Vitamin K is a fat-soluble vitamin that functions as a cofactor in the production of blood coagulation factors (in the liver), osteocalcin (in bone), and matrix Gla-proteins (in cartilage and vessel walls), each resulting in the deposition of ionic calcium.
Monitoring vitamin K can help reduce risk of osteoporotic bone fractures, cardiovascular disease, and possibly some cancers by identifying individuals who may have a vitamin K deficiency. Since current dietary recommendations of vitamin K are based on saturation of the coagulation system, those recommendations may be insufficient to maintain vascular and bone health, since individual functions are independent of each other.
Direct vs. functional measurement of vitamin K
The Metametrix Vitamin K Assay measures a functional marker, undercarboxylated osteocalcin (ucOC). Very little vitamin K is stored in the body therefore direct measurement is not ideal.

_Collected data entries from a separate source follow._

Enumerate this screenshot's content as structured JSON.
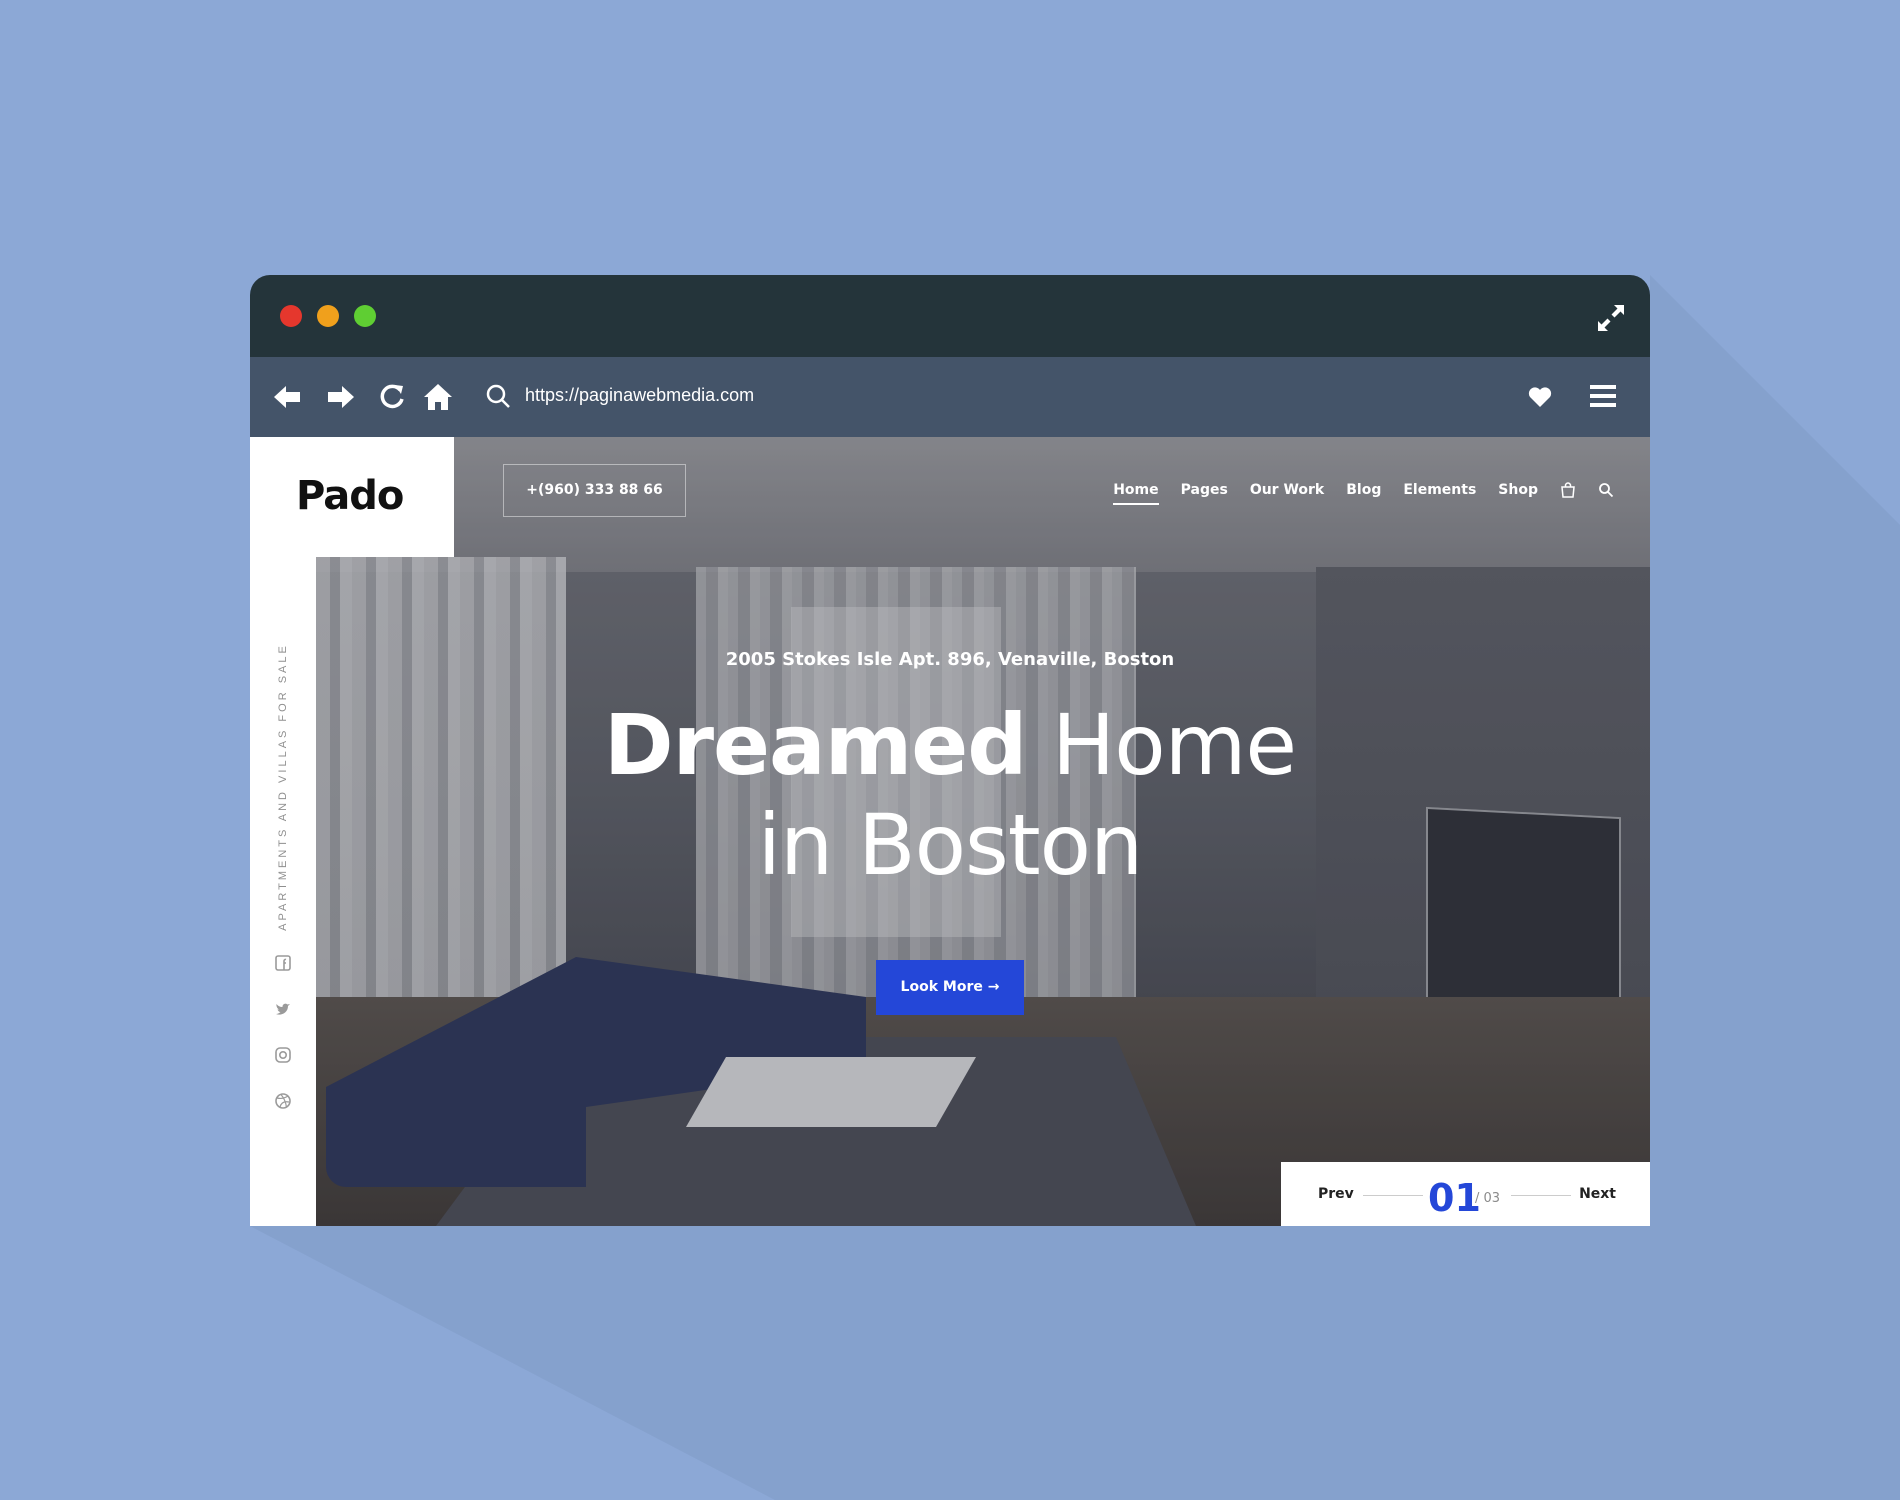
{
  "browser": {
    "url": "https://paginawebmedia.com",
    "icons": [
      "close-dot",
      "minimize-dot",
      "maximize-dot",
      "expand-icon",
      "back-icon",
      "forward-icon",
      "reload-icon",
      "home-icon",
      "search-icon",
      "heart-icon",
      "menu-icon"
    ]
  },
  "site": {
    "logo": "Pado",
    "phone": "+(960) 333 88 66",
    "nav": [
      "Home",
      "Pages",
      "Our Work",
      "Blog",
      "Elements",
      "Shop"
    ],
    "active_nav": "Home",
    "side_text": "APARTMENTS AND VILLAS FOR SALE",
    "social_icons": [
      "facebook-icon",
      "twitter-icon",
      "instagram-icon",
      "dribbble-icon"
    ]
  },
  "hero": {
    "address": "2005 Stokes Isle Apt. 896, Venaville, Boston",
    "headline_bold": "Dreamed",
    "headline_light1": " Home",
    "headline_line2": "in Boston",
    "cta": "Look More →"
  },
  "pager": {
    "prev": "Prev",
    "current": "01",
    "total": "/ 03",
    "next": "Next"
  },
  "colors": {
    "background": "#8ca8d6",
    "titlebar": "#24343a",
    "toolbar": "#445469",
    "accent": "#2447d8"
  }
}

Osteocalcin (OC) is almost exclusively a product of mature, active osteoblasts and is a vitamin K-dependent, Ca+2 binding protein. A vitamin K deficiency is indicated by an ucOC increase in circulating blood and urine. Therefore, high ucOC indicates low vitamin K status.
There are two natural forms of vitamin K, which differ based on their phytyl group-phylloquinone (vitamin K1) synthesized from plants, and menaquinone (vitamin K2) from bacteria in the large intestines.